FAO in Pakistan

“Working as an auto mechanic, I was only able to earn PKR100 each day. Then there were also days when I was not making any money at all. I did not have any other skills which I could use to earn a living and support my family,” said 28-year-old Abdul Khaliq.

Life had not been easy for Abdul Khaliq who lived with his eight brothers and two sisters in the village of Saragurghai, Quetta District. The meagre sum he earned working as a mechanic was not enough to cover the basic needs of his family.

In 2012, Abdul Khaliq decided to enroll in a training on wool shearing organized by the Food and Agriculture Organization of the United Nations (FAO). Along with his friends, Khaliq was trained in wool shearing using modern techniques.

“I had seen the traditional methods used for wool shearing. The process was time consuming, and people often complained of wrist pain caused by spending long hours shearing wool by hand. It took several days to complete the process, and the targets set aside [in terms of the number of sheep to be sheared] were often not met. Slaughtering sheep from within the flock to serve meals to wool shearers was common practice–this significantly increased the cost,” said Khaliq.

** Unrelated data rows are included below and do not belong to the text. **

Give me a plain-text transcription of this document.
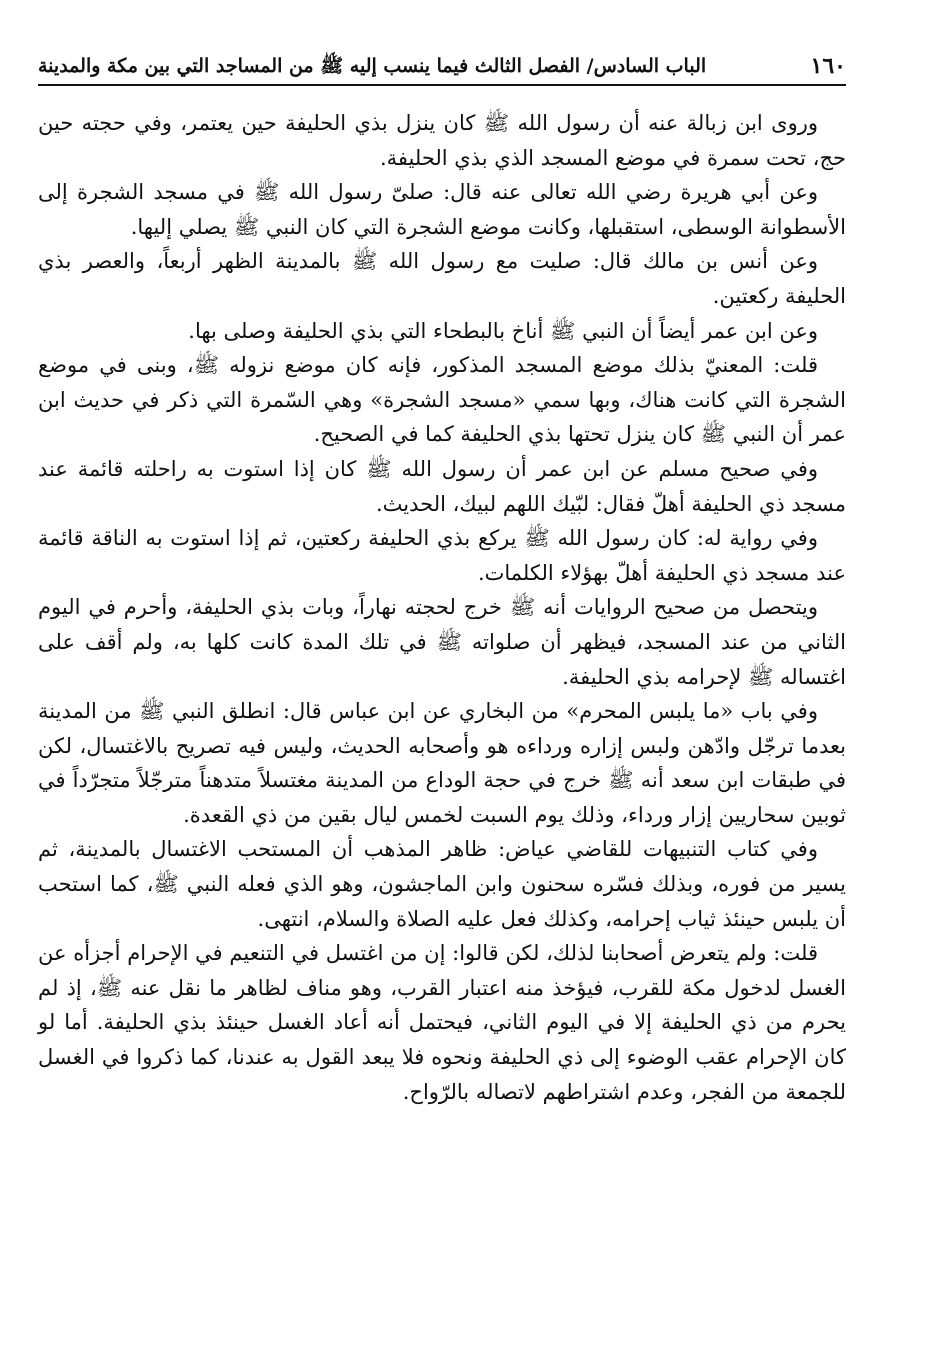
١٦٠
الباب السادس/ الفصل الثالث فيما ينسب إليه ﷺ من المساجد التي بين مكة والمدينة

وروى ابن زبالة عنه أن رسول الله ﷺ كان ينزل بذي الحليفة حين يعتمر، وفي حجته حين حج، تحت سمرة في موضع المسجد الذي بذي الحليفة.

وعن أبي هريرة رضي الله تعالى عنه قال: صلىّ رسول الله ﷺ في مسجد الشجرة إلى الأسطوانة الوسطى، استقبلها، وكانت موضع الشجرة التي كان النبي ﷺ يصلي إليها.

وعن أنس بن مالك قال: صليت مع رسول الله ﷺ بالمدينة الظهر أربعاً، والعصر بذي الحليفة ركعتين.

وعن ابن عمر أيضاً أن النبي ﷺ أناخ بالبطحاء التي بذي الحليفة وصلى بها.

قلت: المعنيّ بذلك موضع المسجد المذكور، فإنه كان موضع نزوله ﷺ، وبنى في موضع الشجرة التي كانت هناك، وبها سمي «مسجد الشجرة» وهي السّمرة التي ذكر في حديث ابن عمر أن النبي ﷺ كان ينزل تحتها بذي الحليفة كما في الصحيح.

وفي صحيح مسلم عن ابن عمر أن رسول الله ﷺ كان إذا استوت به راحلته قائمة عند مسجد ذي الحليفة أهلّ فقال: لبّيك اللهم لبيك، الحديث.

وفي رواية له: كان رسول الله ﷺ يركع بذي الحليفة ركعتين، ثم إذا استوت به الناقة قائمة عند مسجد ذي الحليفة أهلّ بهؤلاء الكلمات.

ويتحصل من صحيح الروايات أنه ﷺ خرج لحجته نهاراً، وبات بذي الحليفة، وأحرم في اليوم الثاني من عند المسجد، فيظهر أن صلواته ﷺ في تلك المدة كانت كلها به، ولم أقف على اغتساله ﷺ لإحرامه بذي الحليفة.

وفي باب «ما يلبس المحرم» من البخاري عن ابن عباس قال: انطلق النبي ﷺ من المدينة بعدما ترجّل وادّهن ولبس إزاره ورداءه هو وأصحابه الحديث، وليس فيه تصريح بالاغتسال، لكن في طبقات ابن سعد أنه ﷺ خرج في حجة الوداع من المدينة مغتسلاً متدهناً مترجّلاً متجرّداً في ثوبين سحاريين إزار ورداء، وذلك يوم السبت لخمس ليال بقين من ذي القعدة.

وفي كتاب التنبيهات للقاضي عياض: ظاهر المذهب أن المستحب الاغتسال بالمدينة، ثم يسير من فوره، وبذلك فسّره سحنون وابن الماجشون، وهو الذي فعله النبي ﷺ، كما استحب أن يلبس حينئذ ثياب إحرامه، وكذلك فعل عليه الصلاة والسلام، انتهى.

قلت: ولم يتعرض أصحابنا لذلك، لكن قالوا: إن من اغتسل في التنعيم في الإحرام أجزأه عن الغسل لدخول مكة للقرب، فيؤخذ منه اعتبار القرب، وهو مناف لظاهر ما نقل عنه ﷺ، إذ لم يحرم من ذي الحليفة إلا في اليوم الثاني، فيحتمل أنه أعاد الغسل حينئذ بذي الحليفة. أما لو كان الإحرام عقب الوضوء إلى ذي الحليفة ونحوه فلا يبعد القول به عندنا، كما ذكروا في الغسل للجمعة من الفجر، وعدم اشتراطهم لاتصاله بالرّواح.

After completing the training, Khaliq began working as a wool-shearer full-time and was able to earn a healthy profit. With the modern equipment he was provided towards the end of the training, Khaliq was able to shear 20- to 25 animals a day, earning a sum of PKR 50 per animal. The profits especially soared during the peak-seasons from March to April and from September to October when he sometimes made up to PKR 120 000 cumulatively.

Khaliq was keen on imparting the knowledge he had gained to other young men in the community, and thus, he decided to become a shearing trainer with FAO. As a trainer, he now teaches young men new effective techniques of wool shearing. The additional income of PKR 2 500 to 3 000 he generates each day as a trainer helps him provide for his family’s needs. “For many years, it was only my brother who brought back enough income to support the family. Today, I’m proud to say that I am also contributing financially to support my family. Our way of living has improved drastically. My elder brother’s children are now going to school,’ said Khaliq. “I want to provide a better future to my family and want them to succeed in life,” he added.

The Food and Agriculture Organization of the United Nations (FAO) under the AUS ABBA project supported by Australian Aid trained 10 206 people (5 184 men and 5 022 women) to receive various skills, including wool shearing. For the past few years, the wool industry has become an important source of income for rural communities of Balochistan. FAO trained farmers in modern practices of wool shearing and provided them with the necessary knowledge about wool washing and colouring which could help them produce yarn. Today, local women from rural communities who have been trained in carpet weaving produce carpets using recycled wool fibers from the wool shearing process. This saves them the cost of buying yarn from the local market. By encouraging people to use their existing resources through sustainable trainings, successful value chains are created where the trainees benefit from each other’s practices.


Under the Agri Business Programme funded by Australian aid, the project focuses on assisting agriculture-based households to adapt sustainable, profitable and diversified strategies to increase their income, food security and nutritional status. The project has helped connect male and female farmers to markets for specific commodities in Balochistan.